Let me bring you back to a simpler time, a time of battling factions of military might fighting to survive in a world of giant children. I am speaking of G.I. Joe figurines and the uncontrollable urge of young boys to incinerate, dismember, and blow up one's possessions.


How an Alley Viper should look


I have been thinking a lot about my childhood G.I. Joes and how much I cherished them. I remember going to the local "Children's Palace" toy superstore and ecstatically running to the G.I. Joe aisle. When I say G.I. Joe aisle, I do not mean the aisle that housed G.I. Joes and many other toys. I am talking about a whole freaking wall full of the greatest assortment of card-backed, bubble-packed G.I. Joes hanging 15-deep on countless pegs! I loved looking through that entire selection searching for the coolest looking Joes to face off against my collection. I don't remember personally having all that many "good guys" as they usually didn't have the cool armor or helmets. My friend and I used to unite our armies and played out scenarios only a child could understand. I still remember most of the G.I. Joes he had such as Night Creeper, Heat Viper and Sergeant Slaughter - the latter of which lay mangled behind his garage near discarded cinder blocks.

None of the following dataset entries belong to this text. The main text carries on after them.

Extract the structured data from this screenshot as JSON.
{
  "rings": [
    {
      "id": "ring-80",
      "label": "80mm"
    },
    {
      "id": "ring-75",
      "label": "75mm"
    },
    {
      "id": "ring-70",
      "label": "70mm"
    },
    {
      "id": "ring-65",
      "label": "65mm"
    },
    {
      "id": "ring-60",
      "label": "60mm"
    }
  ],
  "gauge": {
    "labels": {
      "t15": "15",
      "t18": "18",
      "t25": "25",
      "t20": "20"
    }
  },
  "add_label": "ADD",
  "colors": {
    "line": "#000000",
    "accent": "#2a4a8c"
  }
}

Now I am left wondering why I expressed my appreciation of the G.I. Joes by obliterating them. I recall cannibalizing various figurines to create a comic book character, Ghost Rider (which I still have, by the way), to submit photos to the comic book collectors magazine, Wizard. Naturally, we wanted to make it as authentic as possible, so we lit it's head on fire for the true effect. Regretfully, the photos never turned out quite good enough to submit, but we developed a taste for the acrid smell of burnt plastic Joe flesh. It wasn't long before we were trying to recreate the persona of The Human Torch. Granted, I was very hesitant to burn my "guys," but I also saw it as survival of the fittest - the cooler the Joe looked, the safer it was from destruction. Basically, if their human face was exposed, they were a goner. But apparently even that rule was up for interpretation because I ended up slaughtering many of my coolest figurines (including one of my favorites, Snake Eyes).

There is one incident that I just can't shake, though. It was down at my family's lake cabin, out by the dock. My friend and I both had identical G.I. Joes named Alley Viper (pictured above). This was probably the favorite one in my collection. The next thing I remember is both of us grinding up our bright orange and blue clad Cobra soldiers in the boat lift gears (his remains pictured on the right)! Perhaps it was a right of passage into "manhood" or a brief moment of insanity, I cannot say, but I sorely regret what happened on that day.


My poor, little Alley Viper


In order to free myself from this particular dark moment in my life, I am trying to rebuild my G.I. Joe collection. No, I do not intend to play with them, nor will I be displaying them. They will most likely go into my rubbermaid tote of childhood toys that I enjoy revisiting when we occasionally clean out the closet. I have yet to find any of them at our area thrift stores, but I will not quit until I adopt at least as many as I destroyed.